Le personnel a permis à la personne de comprendre que ses difficultés avaient une importance aussi peu importe ce que les autres vivaient. Aussi, l’entourage, par ses propos, permet à la personne de faire le constat des progrès quant à l’apparence de la peau en faisant le bilan de l’évolution, ce qui favorise le processus d’adaptation au changement de l’image corporelle. Le fait de respecter le rythme de la personne quant à l’exposition aux regards des autres, par l’équipe traitante, est une stratégie qui favorise l’adaptation graduelle aux cicatrices corporelles qui peut varier selon les personnes comme l’illustre l’extrait qui suit. Ainsi cela a pour effet d’éviter que la personne se replie sur elle-même, parce que l’adaptation au changement de l’image corporelle évolue à travers sa propre perception et celle des autres.
« …J’étais pas prêt tout de suite à me montrer à tout le monde. Ça fait que tranquillement pas vite, ça va s’adapter au fur et à mesure. Petit à petit, ça va rentrer dans l’ordre. Au fur et à mesure, que ça me disait, à me montrer un peu plus. Le reste… les gens, ils le savaient itou, ça fait qu’ils ne poussaient pas, rien. Ça allait bien. Ils étaient habitués, à la fin. Les heures de physio, pis tout. C'était quand même assez discret un peu. » Entrevue B.
Les séquelles physiques de la brûlure : douleur et mobilité
De plus, on observe que le besoin de reprendre des activités significatives antérieurement ainsi que la possibilité de verbaliser ce qui est vécu sont deux dimensions qui ressortent de manière importante. La présence de séquelles découlant de la brûlure comme la douleur a un impact sur le processus de réadaptation.
« J’ai eu de la misère. À un moment donné, j’ai été obligé de prendre des antidépresseurs, parce que moi, je me disais : « Ça sera pas long, j’vais recommencer à travailler. » J’me disais – pis à un moment donné, mon subconscient me disait : « non, Z., tu ne recommenceras pas tout de suite. » Ça, j’ai eu de la misère, j’ai eu de la misère à l’accepter, des petites choses que je ne pouvais pas faire… à un moment donné, j’étais assis sur le divan pis les larmes commençaient à couler toutes seules. J’étais… je me sentais pas handicapé, je me sentais comme frustré… » Entrevue I.
« À un moment donné, t’en as plein le casque pis ça fait du bien d’en parler, ce qui m’aidait, c'était l’entourage d’ici. T’sais, ils m’expliquaient le pourquoi pis : « R’garde, Z., on ne peut pas y aller plus que ça. On va te réaugmenter. On va voir au bout de 3 jours… » avec l’espérance de trouver la bonne dose, ils disaient : « À un moment donné, on va tomber dessus… », mais quand? Ils ne peuvent pas le savoir. » Entrevue I.

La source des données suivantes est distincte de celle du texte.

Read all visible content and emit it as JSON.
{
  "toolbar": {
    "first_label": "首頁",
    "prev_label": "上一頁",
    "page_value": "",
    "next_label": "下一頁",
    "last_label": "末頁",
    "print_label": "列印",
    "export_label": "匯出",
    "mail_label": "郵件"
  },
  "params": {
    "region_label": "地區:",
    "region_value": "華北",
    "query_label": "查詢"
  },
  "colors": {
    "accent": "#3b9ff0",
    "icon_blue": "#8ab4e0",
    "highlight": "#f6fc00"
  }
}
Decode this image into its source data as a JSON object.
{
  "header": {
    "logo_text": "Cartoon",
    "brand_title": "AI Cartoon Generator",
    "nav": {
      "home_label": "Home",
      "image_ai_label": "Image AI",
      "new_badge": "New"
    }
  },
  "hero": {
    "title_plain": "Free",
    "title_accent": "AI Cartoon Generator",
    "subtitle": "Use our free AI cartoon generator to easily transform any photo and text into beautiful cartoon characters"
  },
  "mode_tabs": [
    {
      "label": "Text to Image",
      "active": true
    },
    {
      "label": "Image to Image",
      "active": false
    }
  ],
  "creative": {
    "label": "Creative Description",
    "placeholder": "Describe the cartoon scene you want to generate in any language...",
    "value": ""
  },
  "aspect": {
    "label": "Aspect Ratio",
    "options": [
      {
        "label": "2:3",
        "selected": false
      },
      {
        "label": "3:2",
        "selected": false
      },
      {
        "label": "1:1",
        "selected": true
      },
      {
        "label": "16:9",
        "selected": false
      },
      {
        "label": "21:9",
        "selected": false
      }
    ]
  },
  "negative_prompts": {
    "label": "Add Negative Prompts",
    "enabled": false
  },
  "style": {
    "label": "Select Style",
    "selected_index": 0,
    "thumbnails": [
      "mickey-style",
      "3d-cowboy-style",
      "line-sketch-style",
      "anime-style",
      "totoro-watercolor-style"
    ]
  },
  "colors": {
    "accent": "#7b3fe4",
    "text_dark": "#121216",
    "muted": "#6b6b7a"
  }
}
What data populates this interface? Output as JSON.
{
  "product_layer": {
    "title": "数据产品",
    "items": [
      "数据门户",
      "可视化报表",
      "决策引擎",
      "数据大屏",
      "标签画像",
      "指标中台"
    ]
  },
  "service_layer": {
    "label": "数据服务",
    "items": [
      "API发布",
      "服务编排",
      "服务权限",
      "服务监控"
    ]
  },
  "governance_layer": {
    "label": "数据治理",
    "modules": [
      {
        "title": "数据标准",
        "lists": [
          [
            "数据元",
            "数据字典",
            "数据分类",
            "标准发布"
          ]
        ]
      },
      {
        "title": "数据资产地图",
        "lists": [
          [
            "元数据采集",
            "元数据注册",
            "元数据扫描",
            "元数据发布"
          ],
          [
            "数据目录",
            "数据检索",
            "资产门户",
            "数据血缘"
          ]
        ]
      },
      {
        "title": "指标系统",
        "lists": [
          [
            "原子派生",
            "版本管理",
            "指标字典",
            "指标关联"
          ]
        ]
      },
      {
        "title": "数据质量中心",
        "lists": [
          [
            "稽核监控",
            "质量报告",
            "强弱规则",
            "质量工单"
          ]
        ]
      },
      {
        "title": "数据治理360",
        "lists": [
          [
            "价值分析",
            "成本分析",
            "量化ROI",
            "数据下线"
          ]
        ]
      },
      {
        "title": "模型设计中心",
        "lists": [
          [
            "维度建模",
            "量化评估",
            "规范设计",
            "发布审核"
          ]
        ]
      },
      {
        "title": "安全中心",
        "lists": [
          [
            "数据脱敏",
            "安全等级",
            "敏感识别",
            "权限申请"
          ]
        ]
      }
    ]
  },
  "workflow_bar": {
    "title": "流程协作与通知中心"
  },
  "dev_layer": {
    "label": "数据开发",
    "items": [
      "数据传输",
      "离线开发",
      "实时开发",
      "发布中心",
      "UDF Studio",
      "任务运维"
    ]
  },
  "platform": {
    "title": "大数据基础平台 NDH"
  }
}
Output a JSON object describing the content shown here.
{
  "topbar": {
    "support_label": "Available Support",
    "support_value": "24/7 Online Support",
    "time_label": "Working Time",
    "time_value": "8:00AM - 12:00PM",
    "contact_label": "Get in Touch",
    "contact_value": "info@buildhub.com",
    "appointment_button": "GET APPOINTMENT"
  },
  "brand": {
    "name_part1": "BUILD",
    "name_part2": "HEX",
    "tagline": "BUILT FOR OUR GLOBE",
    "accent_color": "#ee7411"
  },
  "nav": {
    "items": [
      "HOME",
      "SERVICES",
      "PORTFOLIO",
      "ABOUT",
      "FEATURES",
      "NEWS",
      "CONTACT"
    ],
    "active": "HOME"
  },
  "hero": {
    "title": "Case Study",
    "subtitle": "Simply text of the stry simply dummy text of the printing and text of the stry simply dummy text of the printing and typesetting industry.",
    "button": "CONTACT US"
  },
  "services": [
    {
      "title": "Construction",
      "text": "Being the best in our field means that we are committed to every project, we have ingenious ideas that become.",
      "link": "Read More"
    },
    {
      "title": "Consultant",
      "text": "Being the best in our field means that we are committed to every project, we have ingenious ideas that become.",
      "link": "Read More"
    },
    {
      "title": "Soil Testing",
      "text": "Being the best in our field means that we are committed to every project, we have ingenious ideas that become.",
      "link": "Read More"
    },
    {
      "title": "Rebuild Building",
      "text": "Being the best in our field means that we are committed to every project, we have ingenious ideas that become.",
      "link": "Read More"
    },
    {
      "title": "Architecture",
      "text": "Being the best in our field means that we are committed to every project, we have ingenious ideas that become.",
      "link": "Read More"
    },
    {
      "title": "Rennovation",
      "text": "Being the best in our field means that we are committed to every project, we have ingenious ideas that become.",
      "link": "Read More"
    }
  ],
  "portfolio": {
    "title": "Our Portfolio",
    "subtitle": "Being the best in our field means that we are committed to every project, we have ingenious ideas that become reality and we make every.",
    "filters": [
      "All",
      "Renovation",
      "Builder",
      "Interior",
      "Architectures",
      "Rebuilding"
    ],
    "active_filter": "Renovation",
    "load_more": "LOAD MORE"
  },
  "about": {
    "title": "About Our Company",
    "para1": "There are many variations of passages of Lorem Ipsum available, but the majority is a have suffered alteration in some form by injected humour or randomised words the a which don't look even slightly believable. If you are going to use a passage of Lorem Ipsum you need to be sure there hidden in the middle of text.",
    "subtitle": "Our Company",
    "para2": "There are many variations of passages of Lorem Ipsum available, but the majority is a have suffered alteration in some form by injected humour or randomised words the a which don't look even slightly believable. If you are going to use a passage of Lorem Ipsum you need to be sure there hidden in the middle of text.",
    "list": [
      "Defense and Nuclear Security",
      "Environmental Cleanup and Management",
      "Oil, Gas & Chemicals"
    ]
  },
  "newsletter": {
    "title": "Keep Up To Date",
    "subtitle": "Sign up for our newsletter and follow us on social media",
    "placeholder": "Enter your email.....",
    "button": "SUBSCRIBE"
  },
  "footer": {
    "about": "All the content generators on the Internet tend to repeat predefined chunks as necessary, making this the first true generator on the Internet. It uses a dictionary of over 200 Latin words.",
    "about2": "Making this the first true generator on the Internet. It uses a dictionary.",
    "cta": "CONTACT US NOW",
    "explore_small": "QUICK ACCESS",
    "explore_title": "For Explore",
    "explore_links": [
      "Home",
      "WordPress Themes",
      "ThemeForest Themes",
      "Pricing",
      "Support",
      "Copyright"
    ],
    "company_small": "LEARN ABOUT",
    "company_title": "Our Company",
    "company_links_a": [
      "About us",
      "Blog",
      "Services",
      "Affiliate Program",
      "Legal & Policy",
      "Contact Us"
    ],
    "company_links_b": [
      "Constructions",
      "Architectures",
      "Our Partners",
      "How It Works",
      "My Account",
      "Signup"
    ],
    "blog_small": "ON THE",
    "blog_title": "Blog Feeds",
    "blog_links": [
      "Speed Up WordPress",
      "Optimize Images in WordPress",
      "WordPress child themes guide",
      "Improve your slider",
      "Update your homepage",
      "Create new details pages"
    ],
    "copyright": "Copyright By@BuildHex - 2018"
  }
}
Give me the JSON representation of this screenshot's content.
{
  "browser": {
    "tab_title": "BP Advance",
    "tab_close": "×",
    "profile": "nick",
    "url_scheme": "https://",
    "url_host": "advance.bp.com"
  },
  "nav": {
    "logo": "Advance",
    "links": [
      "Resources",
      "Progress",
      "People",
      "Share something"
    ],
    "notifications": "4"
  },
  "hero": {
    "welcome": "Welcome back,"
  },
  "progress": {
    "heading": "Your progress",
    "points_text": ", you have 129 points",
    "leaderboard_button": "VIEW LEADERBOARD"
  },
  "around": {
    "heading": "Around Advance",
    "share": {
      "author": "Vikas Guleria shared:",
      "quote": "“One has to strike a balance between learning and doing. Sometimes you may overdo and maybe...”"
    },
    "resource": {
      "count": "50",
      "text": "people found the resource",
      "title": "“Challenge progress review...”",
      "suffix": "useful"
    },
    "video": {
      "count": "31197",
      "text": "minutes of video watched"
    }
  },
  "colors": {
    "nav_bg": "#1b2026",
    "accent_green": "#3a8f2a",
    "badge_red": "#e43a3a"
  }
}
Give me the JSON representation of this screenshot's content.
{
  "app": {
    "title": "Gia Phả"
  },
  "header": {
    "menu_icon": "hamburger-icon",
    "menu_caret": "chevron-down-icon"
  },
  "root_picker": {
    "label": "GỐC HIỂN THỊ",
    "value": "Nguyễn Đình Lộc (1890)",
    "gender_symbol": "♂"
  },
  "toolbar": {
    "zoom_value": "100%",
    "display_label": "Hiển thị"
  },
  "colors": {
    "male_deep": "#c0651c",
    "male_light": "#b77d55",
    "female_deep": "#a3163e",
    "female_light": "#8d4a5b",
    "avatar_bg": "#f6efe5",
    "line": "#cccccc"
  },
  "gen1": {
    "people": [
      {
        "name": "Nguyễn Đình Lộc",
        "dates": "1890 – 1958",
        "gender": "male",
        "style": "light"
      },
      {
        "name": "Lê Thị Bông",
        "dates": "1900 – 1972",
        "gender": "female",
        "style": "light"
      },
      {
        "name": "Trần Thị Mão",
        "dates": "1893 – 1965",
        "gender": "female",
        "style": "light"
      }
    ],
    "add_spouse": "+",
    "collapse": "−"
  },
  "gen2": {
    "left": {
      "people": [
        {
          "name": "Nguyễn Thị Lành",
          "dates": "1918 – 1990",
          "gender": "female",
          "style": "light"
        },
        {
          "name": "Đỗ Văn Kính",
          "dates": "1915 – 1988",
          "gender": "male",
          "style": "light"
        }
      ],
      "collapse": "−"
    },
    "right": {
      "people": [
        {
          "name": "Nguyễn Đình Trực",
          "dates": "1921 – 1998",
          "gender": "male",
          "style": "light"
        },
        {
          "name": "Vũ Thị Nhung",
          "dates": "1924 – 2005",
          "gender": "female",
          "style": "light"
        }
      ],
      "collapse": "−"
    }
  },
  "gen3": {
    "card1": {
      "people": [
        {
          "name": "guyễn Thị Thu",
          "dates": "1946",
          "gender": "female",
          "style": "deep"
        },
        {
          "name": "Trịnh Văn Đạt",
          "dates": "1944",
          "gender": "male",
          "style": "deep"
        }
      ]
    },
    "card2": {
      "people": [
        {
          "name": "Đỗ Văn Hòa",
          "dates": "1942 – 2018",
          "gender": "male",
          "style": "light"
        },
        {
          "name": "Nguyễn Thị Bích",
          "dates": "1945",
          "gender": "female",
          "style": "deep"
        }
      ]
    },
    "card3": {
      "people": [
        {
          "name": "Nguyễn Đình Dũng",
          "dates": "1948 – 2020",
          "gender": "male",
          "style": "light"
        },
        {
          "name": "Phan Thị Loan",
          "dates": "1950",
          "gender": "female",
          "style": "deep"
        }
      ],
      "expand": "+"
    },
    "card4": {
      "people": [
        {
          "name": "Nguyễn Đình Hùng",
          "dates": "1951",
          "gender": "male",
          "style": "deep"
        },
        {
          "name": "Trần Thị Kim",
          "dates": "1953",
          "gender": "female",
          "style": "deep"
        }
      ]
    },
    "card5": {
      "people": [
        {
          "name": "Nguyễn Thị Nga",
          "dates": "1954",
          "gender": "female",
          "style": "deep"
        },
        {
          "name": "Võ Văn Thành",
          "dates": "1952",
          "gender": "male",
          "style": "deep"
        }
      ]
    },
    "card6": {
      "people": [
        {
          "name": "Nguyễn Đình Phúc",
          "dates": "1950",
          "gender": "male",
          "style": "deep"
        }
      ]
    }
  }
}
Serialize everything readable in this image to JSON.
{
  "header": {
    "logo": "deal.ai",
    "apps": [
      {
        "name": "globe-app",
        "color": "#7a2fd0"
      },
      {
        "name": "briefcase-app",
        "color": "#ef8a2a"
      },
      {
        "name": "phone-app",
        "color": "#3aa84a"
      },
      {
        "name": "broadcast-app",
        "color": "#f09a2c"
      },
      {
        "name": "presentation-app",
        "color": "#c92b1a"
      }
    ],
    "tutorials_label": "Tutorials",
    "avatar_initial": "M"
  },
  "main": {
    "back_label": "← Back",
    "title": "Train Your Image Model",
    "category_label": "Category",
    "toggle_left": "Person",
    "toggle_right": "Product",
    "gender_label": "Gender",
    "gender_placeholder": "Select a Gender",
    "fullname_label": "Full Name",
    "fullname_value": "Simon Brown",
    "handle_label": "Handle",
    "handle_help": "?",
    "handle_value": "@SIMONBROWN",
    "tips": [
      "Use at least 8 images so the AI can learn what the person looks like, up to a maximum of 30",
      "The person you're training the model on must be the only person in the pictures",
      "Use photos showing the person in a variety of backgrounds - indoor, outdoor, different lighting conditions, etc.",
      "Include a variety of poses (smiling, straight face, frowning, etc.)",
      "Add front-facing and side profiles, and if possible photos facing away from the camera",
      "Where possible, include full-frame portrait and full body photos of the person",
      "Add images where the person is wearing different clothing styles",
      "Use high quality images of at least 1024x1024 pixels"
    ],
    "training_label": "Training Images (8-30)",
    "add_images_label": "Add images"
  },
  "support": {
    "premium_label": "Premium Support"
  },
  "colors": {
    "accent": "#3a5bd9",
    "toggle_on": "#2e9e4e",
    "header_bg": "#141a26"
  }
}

Période de retour dans le milieu de vie : image corporelle
Cette période est caractérisée par la fin de la réadaptation spécialisée et la reprise des activités régulières dans la mesure du possible. À la différence de la période précédente où l’accent est mis beaucoup sur la guérison de la peau, l’adaptation à cette nouvelle réalité biopsychosociale et l’apprentissage de nouvelles modalités d’entretien du corps, celle-ci s’intéresse davantage aux citoyens, aux parents, aux conjoints, aux collègues et amis. On réfère ici à tous ceux qui caractérisent le retour dans la communauté de la personne victime de brûlures graves comme la reprise d’activité mise entre parenthèses pour ainsi dire, notamment les rôles sociaux durant les périodes de traitements intenses lors des séjours hospitaliers et en réadaptation fonctionnelle à la manière du « sick role » de la sociologie fonctionnaliste de Parsons (1951). Elle s’intéresse aux relations interpersonnelles, aux interactions avec l’environnement social et aux significations qui se construisent dans un rapport au corps singulier et aux autres qui est parfois à renégocier. L’image corporelle réfère à cette représentation globale que la personne a d’elle-même, de sa valeur, de ses rapports avec les autres et jusqu’à un certain point, de son rôle dans la société.
À la lecture des propos des participants, on note qu’il y a une grande variation dans les situations vécues lors du retour dans leur milieu; les relations intimes sont parfois difficiles en raison de la présence des cicatrices. C’est là que le jeu de la mise en scène, comme par exemple le camouflage du corps à l’aide des vêtements, de l’évitement que l’on retrouve souvent dans l’espace public prend fin, dans l’espace intime. Un jeu qui n’a rien de péjoratif révélant plutôt cette signification à reconstruire et à s’approprier en lien avec l’apparence corporelle. Pour d’autres, l’important demeure que certaines parties du corps comme le visage ne soit pas touchées; ce qui évite de déranger et surtout, le regard des autres qui reflète souvent que le corps est différent. Cette relation à autrui est très importante et aussi longtemps que la cicatrice reste dissimulée et invisible, il n’y a pas de problème.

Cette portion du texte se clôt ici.